Lorsque le pont inter-chaînes permet aux actifs Solana d’entrer sur Base, Solana perd directement des frais de transaction, du MEV (valeur maximale extractible) et de la demande de staking — à moins que ces actifs ne reviennent ou ne génèrent un flux de capitaux inverse.
Base, en revanche, capte l’activité et les revenus économiques générés par ces actifs. Le point central d’Anatoly Yakovenko est que la véritable bidirectionnalité consisterait à ce que les applications Base migrent leur exécution sur Solana, et non simplement à importer les tokens Solana dans les contrats Base.
Qui sont les véritables bénéficiaires ?
Le débat montre que le camp Solana considère que Base, via ce pont inter-chaînes, peut directement capter la dynamique et la vitalité financière de l’écosystème Solana. Au cours de l’année écoulée, Solana a été le centre de la vague des meme coins, de la spéculation NFT et de l’arrivée des utilisateurs de détail — intégrer les tokens SOL et SPL dans des applications Base comme Aerodrome ou Zora permet à Base de « capter » cette vitalité sans attendre sa propre croissance organique.
De plus, Base peut renforcer son récit de « hub DeFi inter-chaînes par défaut » en se positionnant comme une « couche d’interopérabilité neutre reliant tous les écosystèmes ».
Pour Solana, bien qu’il gagne la « possibilité d’accéder à l’écosystème Base », il n’obtient aucune « garantie de captation de valeur ». Ce n’est que si le pont incite les développeurs Base à exécuter des transactions sur Solana, ou si les applications natives Solana utilisent les pools de liquidité de Base pour traiter des actifs inter-chaînes, que la relation deviendra réellement « mutuellement bénéfique ». Sinon, si le pont devient un « entonnoir unidirectionnel » pour les actifs Solana vers Base, Solana sera clairement perdant.
Le plus grand risque est que Solana puisse passer de « destination écosystémique indépendante » à « chaîne d’approvisionnement de liquidités pour la DeFi de Base ».
L’accusation de Vibhu Norby reflète précisément cette inquiétude : si la stratégie de lancement de Base consiste à intégrer des applications pour s’approprier la valeur de Solana sans compensation, alors ce pont n’est pas un « outil de collaboration », mais une « arme concurrentielle ».

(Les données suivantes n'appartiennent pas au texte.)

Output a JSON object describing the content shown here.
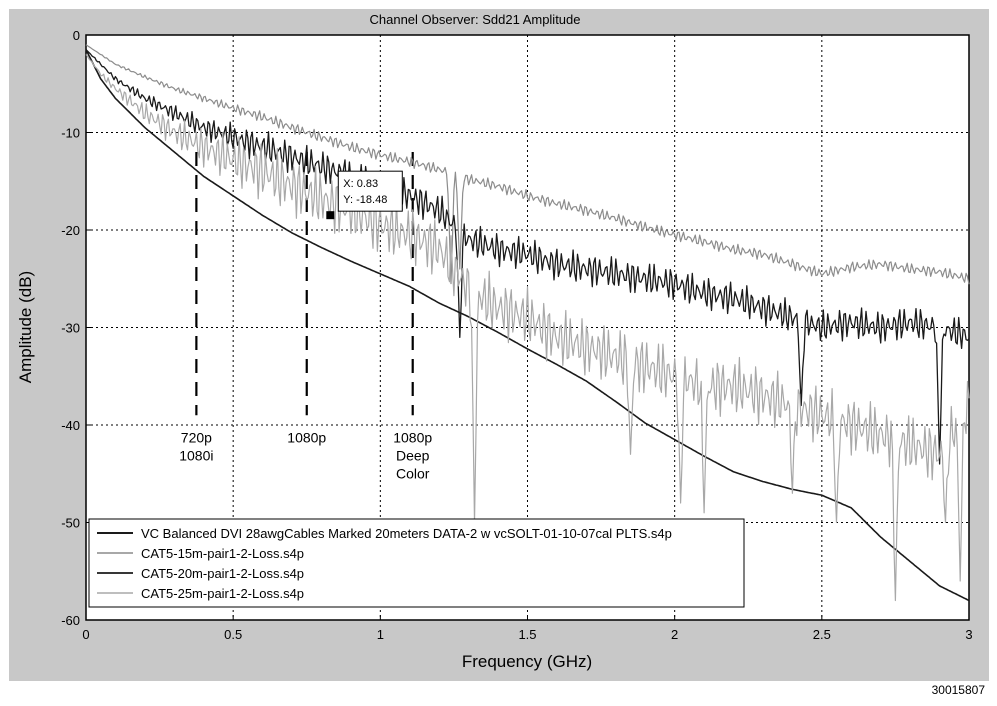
{
  "figure_id": "30015807",
  "chart_data": {
    "type": "line",
    "title": "Channel Observer: Sdd21 Amplitude",
    "xlabel": "Frequency (GHz)",
    "ylabel": "Amplitude (dB)",
    "xlim": [
      0,
      3
    ],
    "ylim": [
      -60,
      0
    ],
    "xticks": [
      0,
      0.5,
      1,
      1.5,
      2,
      2.5,
      3
    ],
    "xtick_labels": [
      "0",
      "0.5",
      "1",
      "1.5",
      "2",
      "2.5",
      "3"
    ],
    "yticks": [
      0,
      -10,
      -20,
      -30,
      -40,
      -50,
      -60
    ],
    "ytick_labels": [
      "0",
      "-10",
      "-20",
      "-30",
      "-40",
      "-50",
      "-60"
    ],
    "grid": true,
    "legend_position": "lower-left",
    "colors": {
      "plot_bg": "#ffffff",
      "figure_bg": "#c8c8c8",
      "dark": "#1a1a1a",
      "gray": "#8c8c8c",
      "light_gray": "#a8a8a8"
    },
    "markers": [
      {
        "x": 0.375,
        "lines": [
          "720p",
          "1080i"
        ]
      },
      {
        "x": 0.75,
        "lines": [
          "1080p"
        ]
      },
      {
        "x": 1.11,
        "lines": [
          "1080p",
          "Deep",
          "Color"
        ]
      }
    ],
    "datatip": {
      "x": 0.83,
      "y": -18.48,
      "x_text": "X: 0.83",
      "y_text": "Y: -18.48"
    },
    "series": [
      {
        "name": "VC Balanced DVI 28awgCables Marked 20meters DATA-2 w vcSOLT-01-10-07cal PLTS.s4p",
        "color": "#1a1a1a",
        "width": 1.6,
        "noise": 0,
        "x": [
          0,
          0.05,
          0.1,
          0.2,
          0.3,
          0.4,
          0.5,
          0.6,
          0.7,
          0.8,
          0.9,
          1.0,
          1.1,
          1.2,
          1.3,
          1.4,
          1.5,
          1.6,
          1.7,
          1.8,
          1.9,
          2.0,
          2.1,
          2.2,
          2.3,
          2.4,
          2.5,
          2.6,
          2.7,
          2.8,
          2.9,
          3.0
        ],
        "y": [
          -1.5,
          -4.5,
          -6.5,
          -9.5,
          -12,
          -14.5,
          -16.5,
          -18.5,
          -20.3,
          -21.8,
          -23.2,
          -24.5,
          -25.8,
          -27.5,
          -28.9,
          -30.5,
          -32.2,
          -33.8,
          -35.5,
          -37.6,
          -39.8,
          -41.5,
          -43.2,
          -44.8,
          -45.8,
          -46.6,
          -47.2,
          -48.5,
          -51.5,
          -54,
          -56.5,
          -58
        ]
      },
      {
        "name": "CAT5-15m-pair1-2-Loss.s4p",
        "color": "#8c8c8c",
        "width": 1.2,
        "noise": 0.6,
        "x": [
          0,
          0.05,
          0.1,
          0.2,
          0.3,
          0.4,
          0.5,
          0.6,
          0.7,
          0.8,
          0.9,
          1.0,
          1.1,
          1.2,
          1.3,
          1.4,
          1.5,
          1.6,
          1.7,
          1.8,
          1.9,
          2.0,
          2.1,
          2.2,
          2.3,
          2.4,
          2.5,
          2.6,
          2.7,
          2.8,
          2.9,
          3.0
        ],
        "y": [
          -1,
          -2,
          -3,
          -4.3,
          -5.5,
          -6.5,
          -7.5,
          -8.4,
          -9.5,
          -10.5,
          -11.5,
          -12.3,
          -13,
          -13.8,
          -14.8,
          -15.5,
          -16.5,
          -17.3,
          -18,
          -18.8,
          -19.7,
          -20.5,
          -21.2,
          -22,
          -22.5,
          -23.5,
          -24.5,
          -23.8,
          -23.5,
          -24,
          -24.3,
          -25
        ]
      },
      {
        "name": "CAT5-20m-pair1-2-Loss.s4p",
        "color": "#1a1a1a",
        "width": 1.3,
        "noise": 1.8,
        "x": [
          0,
          0.05,
          0.1,
          0.2,
          0.3,
          0.4,
          0.5,
          0.6,
          0.7,
          0.8,
          0.9,
          1.0,
          1.1,
          1.2,
          1.3,
          1.4,
          1.5,
          1.6,
          1.7,
          1.8,
          1.9,
          2.0,
          2.1,
          2.2,
          2.3,
          2.4,
          2.5,
          2.6,
          2.7,
          2.8,
          2.9,
          3.0
        ],
        "y": [
          -1.5,
          -3,
          -4.5,
          -6.5,
          -8,
          -9.5,
          -10.5,
          -11.5,
          -12.5,
          -13.5,
          -14.5,
          -15.5,
          -16.5,
          -18,
          -21,
          -22,
          -22.5,
          -23.5,
          -24,
          -24.5,
          -25,
          -25.5,
          -26.5,
          -27,
          -28,
          -29,
          -30,
          -29.5,
          -30,
          -29.5,
          -30,
          -31
        ]
      },
      {
        "name": "CAT5-25m-pair1-2-Loss.s4p",
        "color": "#a8a8a8",
        "width": 1.2,
        "noise": 3.2,
        "x": [
          0,
          0.05,
          0.1,
          0.2,
          0.3,
          0.4,
          0.5,
          0.6,
          0.7,
          0.8,
          0.9,
          1.0,
          1.1,
          1.2,
          1.3,
          1.4,
          1.5,
          1.6,
          1.7,
          1.8,
          1.9,
          2.0,
          2.1,
          2.2,
          2.3,
          2.4,
          2.5,
          2.6,
          2.7,
          2.8,
          2.9,
          3.0
        ],
        "y": [
          -2,
          -4,
          -5.5,
          -8,
          -10,
          -11.5,
          -12.8,
          -14,
          -15.5,
          -16.8,
          -18,
          -19.5,
          -20.5,
          -22,
          -26,
          -28,
          -29,
          -31,
          -32,
          -33,
          -34,
          -35,
          -36,
          -36,
          -37,
          -38,
          -39,
          -40,
          -41,
          -42,
          -43,
          -38
        ]
      }
    ],
    "dips": [
      {
        "series": 3,
        "x": [
          1.32,
          1.85,
          2.02,
          2.1,
          2.4,
          2.55,
          2.75,
          2.92,
          2.97
        ],
        "y": [
          -50,
          -43,
          -48,
          -49,
          -47,
          -50,
          -58,
          -50,
          -56
        ]
      },
      {
        "series": 2,
        "x": [
          1.27,
          2.43,
          2.9
        ],
        "y": [
          -31,
          -38,
          -44
        ]
      },
      {
        "series": 1,
        "x": [
          1.24,
          1.27
        ],
        "y": [
          -25.5,
          -24
        ]
      }
    ]
  }
}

En outre, Anatoly Yakovenko souligne que Base n’ose pas admettre sa concurrence avec Ethereum, préférant se présenter comme « compatible avec un écosystème plus large », tout en captant l’activité. Cette logique s’applique également à Solana : Base n’ose pas reconnaître sa concurrence avec Solana, et déguise le pont inter-chaînes en « infrastructure neutre ».
Quelle direction pour l’avenir ?
À présent, ce pont inter-chaînes est officiellement en ligne, et l’issue finale sera déterminée par « l’attraction économique » :
- Si les applications Base commencent à migrer l’exécution des transactions sur Solana, ou si des projets natifs Solana intègrent des fonctionnalités et amènent la liquidité de Base dans les contrats Solana, alors ce pont deviendra un véritable « outil bidirectionnel » ;
- Si les flux de capitaux restent unidirectionnels — les actifs Solana entrant sur Base, mais les revenus restant sur le Layer2 Ethereum — alors l’argument de « l’attaque vampire » sera confirmé.

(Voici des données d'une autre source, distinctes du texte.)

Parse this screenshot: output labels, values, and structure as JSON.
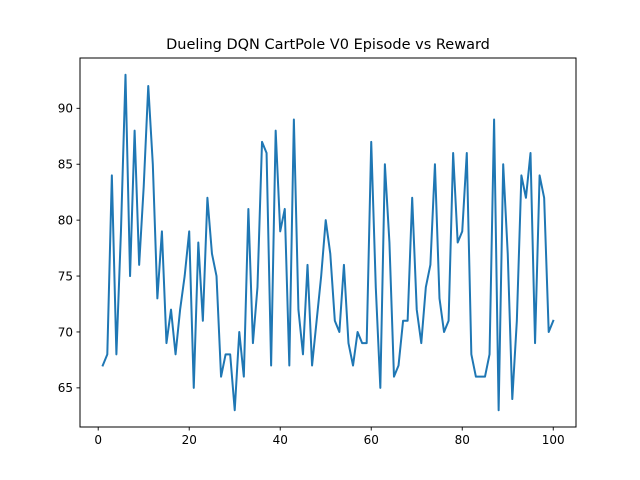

La « situation gagnant-gagnant entre Base et Solana » évoquée par Pollak dépendra finalement de la façon dont Base considère Solana : comme un « partenaire égal » ou comme un « fournisseur d’actifs et de liquidité ». La différence réside dans le fait que Base encourage ses propres développeurs à construire sur Solana, ou incite les utilisateurs Solana à transférer leurs actifs vers Base.
Anatoly Yakovenko a proposé un critère clair : une concurrence honnête fait que ce pont est bénéfique pour l’industrie ; prétendre collaborer tout en concurrençant en secret, c’est de la « mise en scène de synergie écosystémique ».
Au cours des six prochains mois, la direction des flux d’actifs et la réalité de la collaboration écosystémique révéleront la vérité sur cette controverse.